Very similar to Josh's solution:
lengths <- sample(1:10, 20, repl=TRUE)
x=cumsum(lengths*c(1,0,-1,0))
y=cumsum(lengths*c(0,1,0,-1))
cbind(x,y)
x y
[1,] 9 0
[2,] 9 5
[3,] 0 5
[4,] 0 -4
[5,] 8 -4
[6,] 8 1
[7,] 0 1
[8,] 0 -6
[9,] 8 -6
[10,] 8 -5
[11,] 3 -5
[12,] 3 -8
[13,] 7 -8
[14,] 7 -1
[15,] 3 -1
[16,] 3 -3
[17,] 6 -3
[18,] 6 4
[19,] 1 4
[20,] 1 -4
Base graphics:
plot(cbind(x,y))
arrows(cbind(x,y)[-20,1],cbind(x,y)[-20,2], cbind(x,y)[-1,1], cbind(x,y)[-1,2] )

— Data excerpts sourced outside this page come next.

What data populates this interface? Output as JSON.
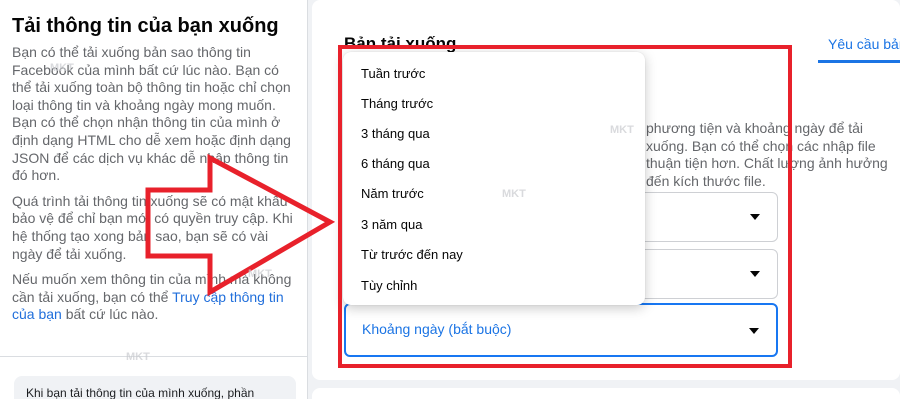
{
  "left": {
    "title": "Tải thông tin của bạn xuống",
    "para1": "Bạn có thể tải xuống bản sao thông tin Facebook của mình bất cứ lúc nào. Bạn có thể tải xuống toàn bộ thông tin hoặc chỉ chọn loại thông tin và khoảng ngày mong muốn. Bạn có thể chọn nhận thông tin của mình ở định dạng HTML cho dễ xem hoặc định dạng JSON để các dịch vụ khác dễ nhập thông tin đó hơn.",
    "para2": "Quá trình tải thông tin xuống sẽ có mật khẩu bảo vệ để chỉ bạn mới có quyền truy cập. Khi hệ thống tạo xong bản sao, bạn sẽ có vài ngày để tải xuống.",
    "para3_prefix": "Nếu muốn xem thông tin của mình mà không cần tải xuống, bạn có thể ",
    "para3_link": "Truy cập thông tin của bạn",
    "para3_suffix": " bất cứ lúc nào.",
    "note": "Khi bạn tải thông tin của mình xuống, phần"
  },
  "main": {
    "title": "Bản tải xuống",
    "tab": "Yêu cầu bản",
    "desc": "phương tiện và khoảng ngày để tải xuống. Bạn có thể chọn các nhập file thuận tiện hơn. Chất lượng ảnh hưởng đến kích thước file.",
    "select_placeholder": "Khoảng ngày (bắt buộc)"
  },
  "dropdown": {
    "items": [
      "Tuần trước",
      "Tháng trước",
      "3 tháng qua",
      "6 tháng qua",
      "Năm trước",
      "3 năm qua",
      "Từ trước đến nay",
      "Tùy chỉnh"
    ]
  },
  "watermark": "MKT",
  "colors": {
    "accent": "#1b74e4",
    "annotation_red": "#e8212b",
    "background": "#f0f2f5"
  }
}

This does highlight the fact that both Josh's and my solutions are "turning the wrong way", so you need to change the signs on our "transition matrices". And we probably should have started at (0,0), but You should have not trouble adapting this you your needs.